Linda: Interesting. Those brothers -Vern and Wally - are at the heart of the play, and their dance conveys universal sibling dynamics of loyalty, jealousy, shared history and hope. Talk about who these men are.
Kurt: If Vern and Wally weren't brothers, they would have nothing to do with one another. Family binds them together-even while both are trying to escape the family history. In early drafts of the play, the two weren't brothers. One day in my workroom they became brothers, and that's when the play started to vitally interest me. I just now realized where they might come from … In my extended family, there were two brothers that ended up back in their mother's house after she died. For years, one lived on the second floor and the other in the basement, and once or twice a month they might run into one another in the kitchen. One eventually died in the house and the other did not know about it until someone else found the body. I guess I've been obsessed with such a setup for some time.
Linda: And another part of the "setup" for this play is the sociological context of a city in transition. A particular city?

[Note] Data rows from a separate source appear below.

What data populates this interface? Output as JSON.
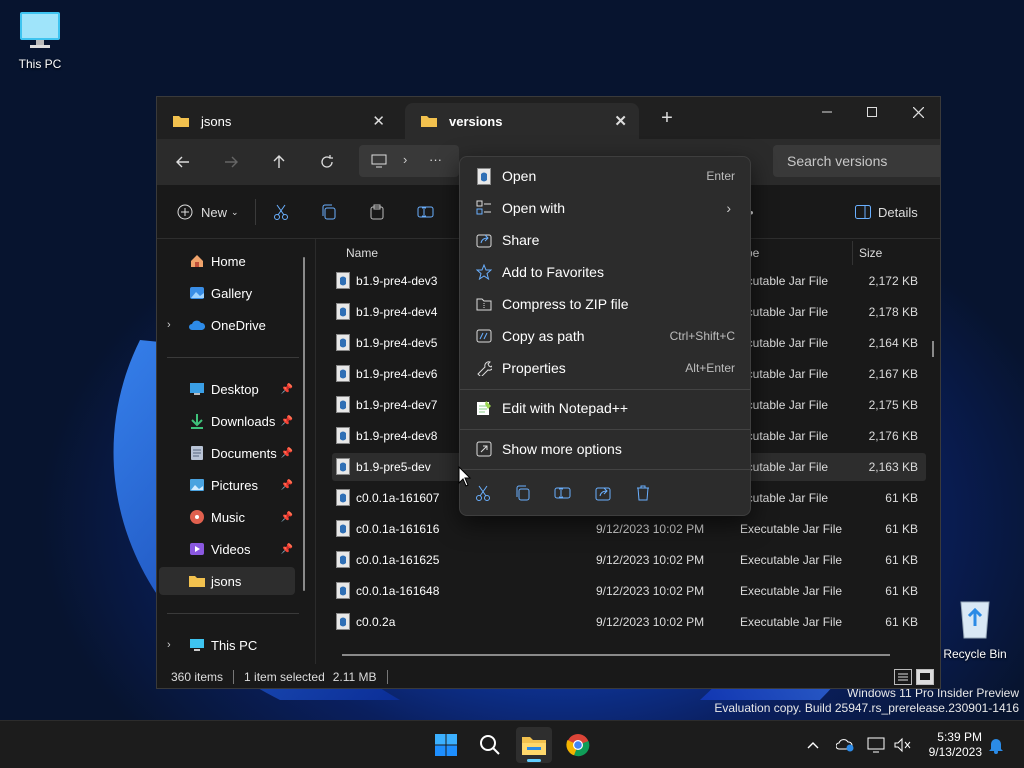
{
  "desktop": {
    "this_pc_label": "This PC",
    "recycle_bin_label": "Recycle Bin",
    "watermark_line1": "Windows 11 Pro Insider Preview",
    "watermark_line2": "Evaluation copy. Build 25947.rs_prerelease.230901-1416"
  },
  "explorer": {
    "tabs": [
      {
        "label": "jsons",
        "close": "✕"
      },
      {
        "label": "versions",
        "close": "✕"
      }
    ],
    "new_tab": "+",
    "search_placeholder": "Search versions",
    "address_more": "···",
    "toolbar": {
      "new_label": "New",
      "details_label": "Details",
      "more": "···"
    },
    "sidebar": {
      "items": [
        {
          "label": "Home",
          "icon": "home-icon"
        },
        {
          "label": "Gallery",
          "icon": "gallery-icon"
        },
        {
          "label": "OneDrive",
          "icon": "onedrive-icon"
        },
        {
          "label": "Desktop",
          "icon": "desktop-icon"
        },
        {
          "label": "Downloads",
          "icon": "downloads-icon"
        },
        {
          "label": "Documents",
          "icon": "documents-icon"
        },
        {
          "label": "Pictures",
          "icon": "pictures-icon"
        },
        {
          "label": "Music",
          "icon": "music-icon"
        },
        {
          "label": "Videos",
          "icon": "videos-icon"
        },
        {
          "label": "jsons",
          "icon": "folder-icon"
        },
        {
          "label": "This PC",
          "icon": "this-pc-icon"
        }
      ]
    },
    "columns": {
      "name": "Name",
      "type": "pe",
      "size": "Size"
    },
    "files": [
      {
        "name": "b1.9-pre4-dev3",
        "date": "",
        "type": "ecutable Jar File",
        "size": "2,172 KB"
      },
      {
        "name": "b1.9-pre4-dev4",
        "date": "",
        "type": "ecutable Jar File",
        "size": "2,178 KB"
      },
      {
        "name": "b1.9-pre4-dev5",
        "date": "",
        "type": "ecutable Jar File",
        "size": "2,164 KB"
      },
      {
        "name": "b1.9-pre4-dev6",
        "date": "",
        "type": "ecutable Jar File",
        "size": "2,167 KB"
      },
      {
        "name": "b1.9-pre4-dev7",
        "date": "",
        "type": "ecutable Jar File",
        "size": "2,175 KB"
      },
      {
        "name": "b1.9-pre4-dev8",
        "date": "",
        "type": "ecutable Jar File",
        "size": "2,176 KB"
      },
      {
        "name": "b1.9-pre5-dev",
        "date": "",
        "type": "ecutable Jar File",
        "size": "2,163 KB"
      },
      {
        "name": "c0.0.1a-161607",
        "date": "",
        "type": "ecutable Jar File",
        "size": "61 KB"
      },
      {
        "name": "c0.0.1a-161616",
        "date": "9/12/2023 10:02 PM",
        "type": "Executable Jar File",
        "size": "61 KB"
      },
      {
        "name": "c0.0.1a-161625",
        "date": "9/12/2023 10:02 PM",
        "type": "Executable Jar File",
        "size": "61 KB"
      },
      {
        "name": "c0.0.1a-161648",
        "date": "9/12/2023 10:02 PM",
        "type": "Executable Jar File",
        "size": "61 KB"
      },
      {
        "name": "c0.0.2a",
        "date": "9/12/2023 10:02 PM",
        "type": "Executable Jar File",
        "size": "61 KB"
      }
    ],
    "status": {
      "count": "360 items",
      "selected": "1 item selected",
      "size": "2.11 MB"
    }
  },
  "context_menu": {
    "items": [
      {
        "label": "Open",
        "shortcut": "Enter"
      },
      {
        "label": "Open with",
        "shortcut": ""
      },
      {
        "label": "Share",
        "shortcut": ""
      },
      {
        "label": "Add to Favorites",
        "shortcut": ""
      },
      {
        "label": "Compress to ZIP file",
        "shortcut": ""
      },
      {
        "label": "Copy as path",
        "shortcut": "Ctrl+Shift+C"
      },
      {
        "label": "Properties",
        "shortcut": "Alt+Enter"
      },
      {
        "label": "Edit with Notepad++",
        "shortcut": ""
      },
      {
        "label": "Show more options",
        "shortcut": ""
      }
    ],
    "submenu_arrow": "›"
  },
  "taskbar": {
    "time": "5:39 PM",
    "date": "9/13/2023"
  },
  "colors": {
    "accent": "#60cdff",
    "folder": "#f2c14e",
    "win11_blue": "#1a63e8"
  }
}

Kurt: I did have a city in mind when writing but deliberately don't say in the play, so I won't say here. People have guessed a number of industrial cities from the northeast to the Midwest, and some have even named particular neighborhoods they know.
Linda: Is it fair to say that the very house in which the brothers grew up becomes a character itself in the play?
Kurt: I think so. Just as productions after this one will have different actors who bring out different aspects of the three characters of Wally, Vern and Jamila, I think theatres will have a lot of fun playing around with the house as a character.
Linda: You mention "three characters;" I'm intrigued by the presence of additional (off stage) characters. We only know Linda through phone conversations; there are frequent references to neighbors watching - what's up with that?
Kurt: In early drafts Linda appeared on stage. She would have been only a secondary character had I allowed her stage time. That would have hurt the play-having to get her on and off, give her enough good lines. She seems more alive this way because the audience has to create her. I also like implicating audiences in playing a role, as here where they are a kind of surrogate for the silent staring neighbors that surround the characters.
Linda: Ohhh, of course! Now, am I projecting my Presbyterian heritage on to Wally when I sense undercurrents of Predestination in his wrestling with religion/ with "something bigger?"
Kurt: Ah, I think you're on to something. Wally is the romantic and struggles with bigger questions. Jamila and Vern are much more pratically inclined in their immediate battles. They want to win. Wally wants the world to be better.
Linda: And both brothers seem intent on some kind of self transformation and erasing the past, yet there is this counterpoint of longing to be a "perfect stranger?"
Kurt: If you succeed in transforming yourself and changing your past, then you will become a stranger to yourself. Vern will have to tell us if that's a good thing to wish for.
Linda: And of course an urban setting can invite estrangement. You have said that at the readings you found the play "rather hopeful in an odd way?"
Kurt: Yes… Jamila, Vern and Wally are strivers. They're willing to go to dangerous limits to carry out their plans. They're willing to get hurt for a cause. Even Vern's plan, while logical in a kind of mad way, is focused on how to make life fairer. All three strive to break down barriers of race or class. And maybe each manages a kind of escape by the end.
Linda: And the audience? What is your hope for them at the final curtain? What is going on in the viewer's heart?
Kurt: Tough questions. I hope the audience gives the actors and director a well-deserved ovation. I hope the comedy in the play sets up a visceral emotional reaction to the ending. And I hope people forgive the brothers, even if they might have been one of their victims.
Linda: And Kurt, may you too receive a well-deserved ovation! I can't wait for opening night! Thank you for your remarkable talent and for these reflections.